Friday, August 05, 2011

Why four and five shouldn't exist

     The words ‘four’ and ‘five’ were never supposed to be ‘four’ and ‘five’. They should have been ‘whour’ and ‘figh’.


     Ok, that might an odd way to put it. Let me explain. Most European languages are genetically related, in that they descend from a common proto-language. Linguists can find a lot of cognates (words in different languages descended from a common proto-word) among these languages, but words’ meanings tend to change over time.

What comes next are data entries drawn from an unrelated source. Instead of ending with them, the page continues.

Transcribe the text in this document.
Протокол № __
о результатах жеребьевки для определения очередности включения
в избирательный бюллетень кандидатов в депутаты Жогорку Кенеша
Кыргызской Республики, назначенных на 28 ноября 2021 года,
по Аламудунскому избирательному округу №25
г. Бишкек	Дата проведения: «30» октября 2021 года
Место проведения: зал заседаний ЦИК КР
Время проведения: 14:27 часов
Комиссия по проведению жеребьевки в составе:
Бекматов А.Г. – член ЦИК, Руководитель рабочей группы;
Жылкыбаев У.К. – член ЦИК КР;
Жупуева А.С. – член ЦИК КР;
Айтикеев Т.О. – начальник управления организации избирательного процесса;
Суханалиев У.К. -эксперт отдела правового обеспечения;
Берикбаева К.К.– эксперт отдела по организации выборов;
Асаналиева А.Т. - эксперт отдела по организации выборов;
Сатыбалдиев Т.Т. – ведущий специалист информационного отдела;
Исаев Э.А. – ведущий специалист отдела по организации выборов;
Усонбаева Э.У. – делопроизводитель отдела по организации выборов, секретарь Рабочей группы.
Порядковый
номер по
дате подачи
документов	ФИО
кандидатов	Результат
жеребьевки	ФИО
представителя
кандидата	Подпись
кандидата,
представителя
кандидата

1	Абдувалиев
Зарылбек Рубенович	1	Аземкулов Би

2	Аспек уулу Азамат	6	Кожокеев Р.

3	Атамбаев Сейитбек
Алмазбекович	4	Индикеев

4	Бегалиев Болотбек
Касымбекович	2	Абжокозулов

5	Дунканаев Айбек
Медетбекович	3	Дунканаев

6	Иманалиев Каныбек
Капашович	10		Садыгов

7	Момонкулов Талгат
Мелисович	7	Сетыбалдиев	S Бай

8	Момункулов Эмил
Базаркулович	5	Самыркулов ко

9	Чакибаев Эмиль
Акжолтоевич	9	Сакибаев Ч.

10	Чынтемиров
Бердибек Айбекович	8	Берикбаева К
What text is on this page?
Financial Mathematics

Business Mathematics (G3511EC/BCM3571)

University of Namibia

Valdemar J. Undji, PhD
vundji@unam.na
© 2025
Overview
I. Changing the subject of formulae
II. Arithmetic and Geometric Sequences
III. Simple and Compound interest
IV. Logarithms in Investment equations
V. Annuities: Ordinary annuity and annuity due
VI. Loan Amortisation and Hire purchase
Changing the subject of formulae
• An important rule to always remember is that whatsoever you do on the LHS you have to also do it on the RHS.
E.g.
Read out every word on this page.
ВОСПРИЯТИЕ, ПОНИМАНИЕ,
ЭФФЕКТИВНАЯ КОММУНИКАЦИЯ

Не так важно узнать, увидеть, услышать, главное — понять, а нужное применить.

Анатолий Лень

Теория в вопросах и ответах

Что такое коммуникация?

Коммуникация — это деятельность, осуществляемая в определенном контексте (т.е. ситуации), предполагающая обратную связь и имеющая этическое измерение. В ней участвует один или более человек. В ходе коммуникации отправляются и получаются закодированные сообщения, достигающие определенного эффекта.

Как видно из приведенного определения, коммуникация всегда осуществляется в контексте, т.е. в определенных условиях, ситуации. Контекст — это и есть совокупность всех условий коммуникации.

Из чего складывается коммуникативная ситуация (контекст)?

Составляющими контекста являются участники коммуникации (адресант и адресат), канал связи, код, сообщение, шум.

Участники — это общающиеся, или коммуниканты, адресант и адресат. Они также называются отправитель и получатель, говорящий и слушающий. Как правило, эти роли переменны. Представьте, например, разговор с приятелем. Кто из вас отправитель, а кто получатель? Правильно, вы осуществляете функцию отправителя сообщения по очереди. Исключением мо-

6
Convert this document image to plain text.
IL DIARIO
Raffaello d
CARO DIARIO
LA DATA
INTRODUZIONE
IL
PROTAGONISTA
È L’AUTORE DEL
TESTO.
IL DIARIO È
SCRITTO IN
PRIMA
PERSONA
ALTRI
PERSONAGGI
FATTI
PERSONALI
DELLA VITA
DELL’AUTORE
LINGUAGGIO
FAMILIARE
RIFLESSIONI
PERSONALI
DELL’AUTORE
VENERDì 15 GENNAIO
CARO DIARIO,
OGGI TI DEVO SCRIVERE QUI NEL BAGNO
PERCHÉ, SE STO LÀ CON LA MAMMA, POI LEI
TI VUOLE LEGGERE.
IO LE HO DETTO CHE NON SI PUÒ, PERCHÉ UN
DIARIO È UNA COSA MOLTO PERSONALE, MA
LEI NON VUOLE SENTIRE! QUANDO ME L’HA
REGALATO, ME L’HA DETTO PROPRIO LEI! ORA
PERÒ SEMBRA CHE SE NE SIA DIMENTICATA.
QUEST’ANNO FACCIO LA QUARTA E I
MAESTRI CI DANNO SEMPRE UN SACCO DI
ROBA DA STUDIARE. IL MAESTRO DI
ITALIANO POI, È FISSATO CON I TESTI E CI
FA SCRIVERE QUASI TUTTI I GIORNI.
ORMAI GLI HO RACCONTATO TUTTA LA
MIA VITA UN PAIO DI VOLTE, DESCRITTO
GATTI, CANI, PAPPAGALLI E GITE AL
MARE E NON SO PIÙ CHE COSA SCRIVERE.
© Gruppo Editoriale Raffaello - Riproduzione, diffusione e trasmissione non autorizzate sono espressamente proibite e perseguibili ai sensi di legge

     The words for numbers tend not to shift in meaning as much, though, so they often provide easy examples of sound change. Let’s look at words for 6 across different European languages:
German sechs (pronounced zeks)
Dutch zes (pronounced zayss)
French six (pronounced seess)
Spanish seis (pronounced sayss)
Greek έξι (pronounced eksee)
Persian شش (pronounced sheesh).
Also compare Spanish uno with ‘one’, Albanian nëntë with ‘nine’, and Lithuanian septyni with ‘seven’.

     Fascinating. But it’s hard to see any kind of sound connection between four and cuatro or quatre, and between five and cinco or cinq (Spanish and French, respectively). Why's that?
To explain it, we have to look at the ancient forms of these words—the words that transformed into fourcuatroquatrefivecinco, and cinq. Linguists had to reconstruct these words, since the ancient language was never written down. And they came up with kwetwores for ‘four’ and penkwe for ‘five’. It’s maybe easy to see how kwetwores turned into cuatro and quatre, but the other developments are…weird.

     The trick is that sometimes sounds don’t just change into similar sounds. Sometimes they unpredictably change to be more like a nearby sound in a word, or a sound in an associated word; this process is called assimilation. This seems to have happened in the history of English when the ancient form kwetwores became petwor- to be more like penkwe. They were associated because they’re always said together in counting. So what if that assimilation had never happened?

     The history of the word would have mostly remained the same, except that the sound at the beginning, originally [kw], would have turned into [hw]. Think of Spanish que and English what, or quiet, which comes from Latin, and while. But the [hw] sound isn’t found much in English today—it’s mostly turned into either [w] (like in whitewheat, and what), or [h] (like in whole, whooping, and who). Notice that [hw] became [h] only before [o] and [u] sounds. Therefore, four should have been whour, pronounced originally as [hwor], but later pronounced the same as whore.

     Okay. How do cinco and five both come from penkwe? More assimilation. This time, it happened in the history of both English and Spanish. In English’s ancestor, the [kw] became [p] under the influence of the [p] that was already at the beginning of the word. Result: penpe. Next, the [n] assimilated to be like the [p]. Result: pempe.
The order of these changes matters a lot for the history of some words, but for these examples it doesn’t matter too much. A few changes later, we get fimf. [p] often turned into [f] in English’s past. Think of pisces, the fish, from Latin, and fish, or pedal, also from Latin, and foot. Later, all [m] and [n] sounds disappeared before [f], [s], [th], and [h] sounds. Result: fif. This was pronounced feef until sometime in the 1400s or 1500s.

     So, if the [kw] had never become [p], the word’s history would have mostly been the same. Judging from what we saw with four, you might expect that we’d get fiwh. And that’s pretty much what happened. [kw] sounds didn’t always become [hw], though—in some places, like here, they became a sound we don’t have in modern English. It’s the scraping sound in the back of the mouth found in Scottish and German, with a [w] after it. Let’s call it [khw]. So we’d have fikhw. Except the [w] would then disappear. Result: fikh. The [kh] sound came to be spelled with ‘gh’, but then it disappeared from English. Sometimes individual [kh] sounds just turned into nothing (like in daughter), and sometimes they turned into [f] (like in laugh). In this case, it would have turned into nothing. Take high as an example. Result: a word spelled figh, pronounced fee in medieval English but fye in modern English.

     And yet, figh isn’t really much more like cinco than five is. But that’s because assimilation happened in the history of Spanish, too. In Spanish, it happened differently. Remember that we start with penkwe. In the ancestor of English, we get penpe, but in the ancestor of Spanish, we get kwenkwe, messing up sound correspondences for everyone. If you know Latin, you might recognize that word as quinque, Latin for ‘five’—like in quintuplets.

     A few other changes then happened. The first [w] sound disappeared, while the second [w] sound became a real vowel: an [o]. At some point, the [e] ending disappeared, giving us a process of kwinkwe -> kinkwe -> kinkoe -> kinko. Finally, the first [k] turned into [s]…but that’s another story.

     So if penkwe hadn’t turned into kwenkwe, we’d have pinco today instead of cinco! It's interesting that even if assimilation hadn't happened, figh and pinco still seem pretty different.